Saya tidak peduli dengan keadaan yang saya inginkan adalah mimpi saya. apapun dan bagaimanapun caranya, saya harus bisa meraih dan mewujudkannya. Sampai pada satu waktu, satu keadaan yang memojokkan. saya pernah menulis beberapa pengalaman tentang mimpi yang harus saya buang jauh-jauh di catatan sekitaran tahun 2011 blog ini, tentang sebuah pilihan yang sebenarnya bukan kita yang memilih, justru pilihan itu yang memilih kita. Dari ribuan orang didunia, dua pilihan besar yang sama-sama berarti buat saya menghampiri, membuat saya harus jeli dan membedakan mana yang lebih penting. Padahal saat itu, kedua-duanya sangat penting. Tapi bukan pilihan namanya jika tidak ada harus tersingkirkan. Bukan pilihan namanya jika tidak ada perbedaan nomor penting. Itu. Hingga akhirnya saya membuang jauh semuanya. Jangan tanya bagaimana rasanya… saya tidak ingin membahas kekecewaan (lagi).

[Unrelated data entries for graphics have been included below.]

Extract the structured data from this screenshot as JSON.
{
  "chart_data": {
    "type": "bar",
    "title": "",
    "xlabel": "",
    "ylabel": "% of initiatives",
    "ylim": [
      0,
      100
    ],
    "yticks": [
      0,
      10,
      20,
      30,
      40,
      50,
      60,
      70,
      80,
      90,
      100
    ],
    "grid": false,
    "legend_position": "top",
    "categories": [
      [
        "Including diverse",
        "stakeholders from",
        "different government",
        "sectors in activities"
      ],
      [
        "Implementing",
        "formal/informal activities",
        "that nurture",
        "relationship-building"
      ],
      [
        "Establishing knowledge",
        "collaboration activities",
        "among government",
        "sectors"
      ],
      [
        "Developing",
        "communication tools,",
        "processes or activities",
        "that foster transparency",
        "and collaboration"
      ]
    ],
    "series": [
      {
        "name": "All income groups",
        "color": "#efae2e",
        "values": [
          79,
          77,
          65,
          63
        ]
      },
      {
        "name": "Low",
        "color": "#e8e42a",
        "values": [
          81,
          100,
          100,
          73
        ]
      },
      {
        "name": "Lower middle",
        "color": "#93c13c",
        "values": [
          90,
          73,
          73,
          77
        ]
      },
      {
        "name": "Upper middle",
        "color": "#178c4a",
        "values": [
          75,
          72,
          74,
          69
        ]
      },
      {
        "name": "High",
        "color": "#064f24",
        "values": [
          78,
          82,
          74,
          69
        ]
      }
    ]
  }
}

               Setelah saya focus, dengan berat hati saya mengubur rapat-rapat segala kesempatan tentang mimpi saya. hanya dalam do’a, saya berani bersuara. Tahun pertama, saya masih merasa berat menjalani hidup yang tidak sesuai rencana. Tidak sesuai harapan saya. tapi, bukankah scenario terindah hanya milik Allah ? bukan saya ? ya saya tahu. Dalam ketidakmungkinan, saya masih berdo’a. meminta yang terbaik, meminta kesabaran dan keikhlasan menjalani setiap fase cobaan-Nya. Hingga di tahun kedua, saya sudah cukup memberi ruang pada kekecawaan yang tumbuh liar. Saya mencoba mengikhlaskan. Dan saya mengganti mimpi saya. bukan lagi mimpi di tahun pertama. Mimpi yang lebih simple. Lebih sederhana. Tahun kedua berjalan jauh lebih cepat dari tahun pertama. Rutinitas panjang yang sudah mendarahdaging, rutinitas yang melelahkan sudah benar-benar saya terima. Tanpa beban. Intinya saya berdamai dengan hati saya. Di tahun kedua, saya membuat dreamlist yang lebih sederhana. Lebih focus. Dan tentunya realistis. Masih berdo’a. dalam kesulitan dan serba tidak mungkin itu, Allah selalu memberi kebaikkan-Nya meskipun dengan versi berbeda.
               Menginjak pertengahan tahun kedua, saya sudah benar-benar melupakan mimpi saya di tahun pertama. Tapi benar Allah tidak pernah menyia-nyiakan do’a hambanya. Dia hanya memberi waktu. Memberi test kesabaran. Dan saat ini, saat saya sudah tidak menginginkan mimpi itu. Saat saya sudah benar-benar punya mimpi yang baru. Allah menjawab mimpi pertama saya. Allah menjawab setiap jengkal do’a saya. Allah menjawab setiap darah perjuangan saya. iya, tidak akan pernah ada yang sia-sia. Apalagi do’a. sekecil apapun do’a, Allah selalu mendengarnya. Dan siap mewujudkannya di saat-saat yang tidak pernah terduga bahkan ditengah-tengah ketidakmungkinan.
               Saya benar-benar merasakan angin kesejukan. Buah dari perjalanan panjang yang terjal. Buah dari pahit-getirnya drama kehidupan. Ini adalah milik saya. setelah hampir tiga tahun, saya mengkungkung pembicaraan itu. Agar samasekali tidak pernah jadi bahan perbincangan (lagi). Cukup ditahun pertama saya membicarakannya dalam do’a. dalam hati, juga perjuangan saya yang selalu menginginkan itu terwujud. Ini benar-benar keajaiban. Sebuah kesempatan emas yang saya tunggu-tunggu. Allah benar-benar memberi lembar kemungkinan terbaiknya diakhir dobrakan do’a malam itu. Inilah yang terbaik menurutNya dan ini caraNya mengasihani ku.
               Saya benar-benar bersyukur. Teramat sangat bersyukur atas smua karunia ini. sekalipun masih dalam itungan bulan, setidaknya saya tahu “anak-anak doa itu melesat tepat di induknya”.

Doa memang tak pernah semata-mata jadi ucapan kata belaka.
Doa tak pernah semata-mata harapan kita.
Tapi Doa adalah Bahasa hati antara anak-anak langit dan induknya.
Doa tak pernah jadi semata-mata do’a.

Itu yang benar-benar saya rasakan selama tiga tahun ini. dan ini adalah keajaiban. Jawaban do’a terbesar saya di tahun pertama. Semoga di tahun berikutnya, Allah juga menjawab runtutan do’a saya di tahun kedua.
Teruslah berdo’a. teruslah berjuang. Teruslah bersabar. Jalan panjang tak selamanya gelap. Tak selamanya kering, tak selamanya tandus. Bersabarlah. Karena buah dari kesabaran itu benar-benar amat teramat sangat manis.